La technologie Flash d’Adobe finira-t-elle par voir le jour sur les produits nomades d’Apple ? Rien est moins sûr. La tablette iPad, récemment annoncée par la firme de Cupertino, ne semble pas déroger à la règle instituée depuis quelques années maintenant : pas de Flash sur les appareils mobiles de la société californienne. Preuve en est, ni l’iPhone ni l’iPod Touch ne supportent actuellement ce format, malgré les appels du pied d’Adobe.

En 2008, Apple avait justifié l’absence de support Flash en invoquant des raisons techniques et pratiques : cette technologie était non seulement très gourmande en ressources, mais en plus son intérêt était limité à la navigation sur Internet. Or à l’époque, la firme américaine considérait que l’autonomie de la batterie, les spécificités techniques de l’appareil et la taille réduite de l’écran en limitaient l’intérêt.

Deux ans plus tard, les dernières versions des produits Apple ont cependant fait des progrès, tant au niveau des performances générales que de l’autonomie de la batterie. Quant à la taille de l’écran, la question ne se pose même pas avec l’iPad : la tablette est taillée pour le surf sur Internet, d’autant que certains modèles supportent le Wi-Fi et la 3G. Dès lors, les limitations du passé n’ont plus lieu d’être.
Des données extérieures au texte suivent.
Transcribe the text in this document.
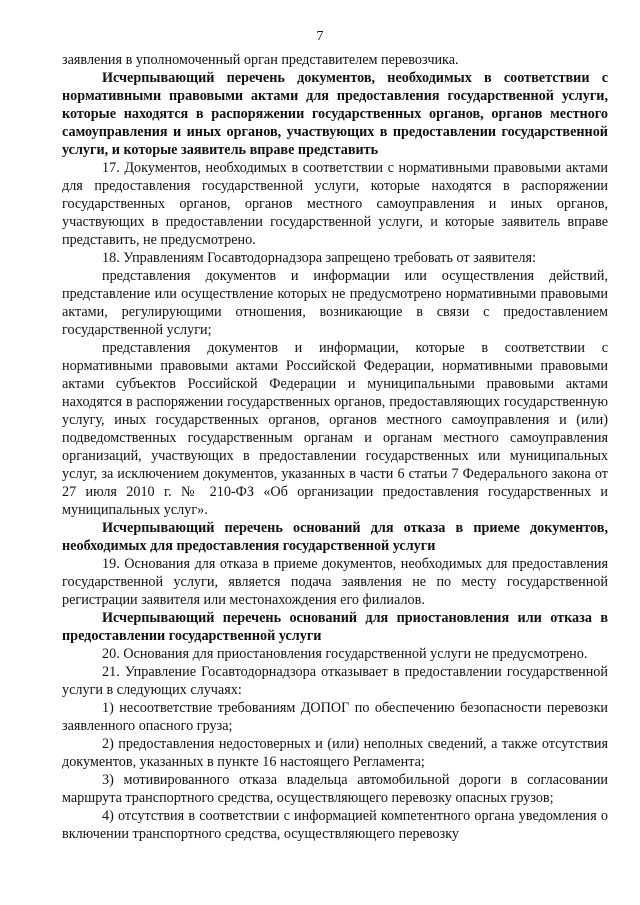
7

заявления в уполномоченный орган представителем перевозчика.

Исчерпывающий перечень документов, необходимых в соответствии с нормативными правовыми актами для предоставления государственной услуги, которые находятся в распоряжении государственных органов, органов местного самоуправления и иных органов, участвующих в предоставлении государственной услуги, и которые заявитель вправе представить

17. Документов, необходимых в соответствии с нормативными правовыми актами для предоставления государственной услуги, которые находятся в распоряжении государственных органов, органов местного самоуправления и иных органов, участвующих в предоставлении государственной услуги, и которые заявитель вправе представить, не предусмотрено.

18. Управлениям Госавтодорнадзора запрещено требовать от заявителя:

представления документов и информации или осуществления действий, представление или осуществление которых не предусмотрено нормативными правовыми актами, регулирующими отношения, возникающие в связи с предоставлением государственной услуги;

представления документов и информации, которые в соответствии с нормативными правовыми актами Российской Федерации, нормативными правовыми актами субъектов Российской Федерации и муниципальными правовыми актами находятся в распоряжении государственных органов, предоставляющих государственную услугу, иных государственных органов, органов местного самоуправления и (или) подведомственных государственным органам и органам местного самоуправления организаций, участвующих в предоставлении государственных или муниципальных услуг, за исключением документов, указанных в части 6 статьи 7 Федерального закона от 27 июля 2010 г. № 210-ФЗ «Об организации предоставления государственных и муниципальных услуг».

Исчерпывающий перечень оснований для отказа в приеме документов, необходимых для предоставления государственной услуги

19. Основания для отказа в приеме документов, необходимых для предоставления государственной услуги, является подача заявления не по месту государственной регистрации заявителя или местонахождения его филиалов.

Исчерпывающий перечень оснований для приостановления или отказа в предоставлении государственной услуги

20. Основания для приостановления государственной услуги не предусмотрено.

21. Управление Госавтодорнадзора отказывает в предоставлении государственной услуги в следующих случаях:

1) несоответствие требованиям ДОПОГ по обеспечению безопасности перевозки заявленного опасного груза;

2) предоставления недостоверных и (или) неполных сведений, а также отсутствия документов, указанных в пункте 16 настоящего Регламента;

3) мотивированного отказа владельца автомобильной дороги в согласовании маршрута транспортного средства, осуществляющего перевозку опасных грузов;

4) отсутствия в соответствии с информацией компетентного органа уведомления о включении транспортного средства, осуществляющего перевозку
Chez Adobe, on commence donc à être relativement agacé. « Il semble qu’Apple continue d’imposer des restrictions techniques sur ses appareils qui limitent à la fois les éditeurs de contenus et les consommateurs. Contrairement à la plupart des lecteurs de livres électroniques qui s’appuient sur le format ePub, les internautes ne pourront pas accéder à ce type de contenu à cause des mesures techniques de protection instaurées par Apple » a réagi l’un des responsables d’Adobe.

« Sans le support du Flash, les utilisateurs d’iPad ne pourront pas accéder à l’ensemble du contenu web« , notamment les jeux et les vidéos, deux activités particulièrement recherchées par les internautes. Même constat si un utilisateur veut se connecter à un service spécifique, comme « Disney, Hulu, Miniclip, Farmville, ESPN, Kongregate ou JibJab » note Adrian Ludwig.

Mais au-delà des prétextes techniques ou sécuritaires, c’est surtout pour éviter la concurrence qu’Apple bloque la technologie Flash sur son appareil. Si l’iPhone, l’iPod Touch et l’iPad pouvaient accéder à des millions de contenus jeux et vidéos en Flash sur le web, nul doute que l’AppStore d’Apple serait tout de suite moins attractif… et incontournable. Et par conséquence, moins rentable.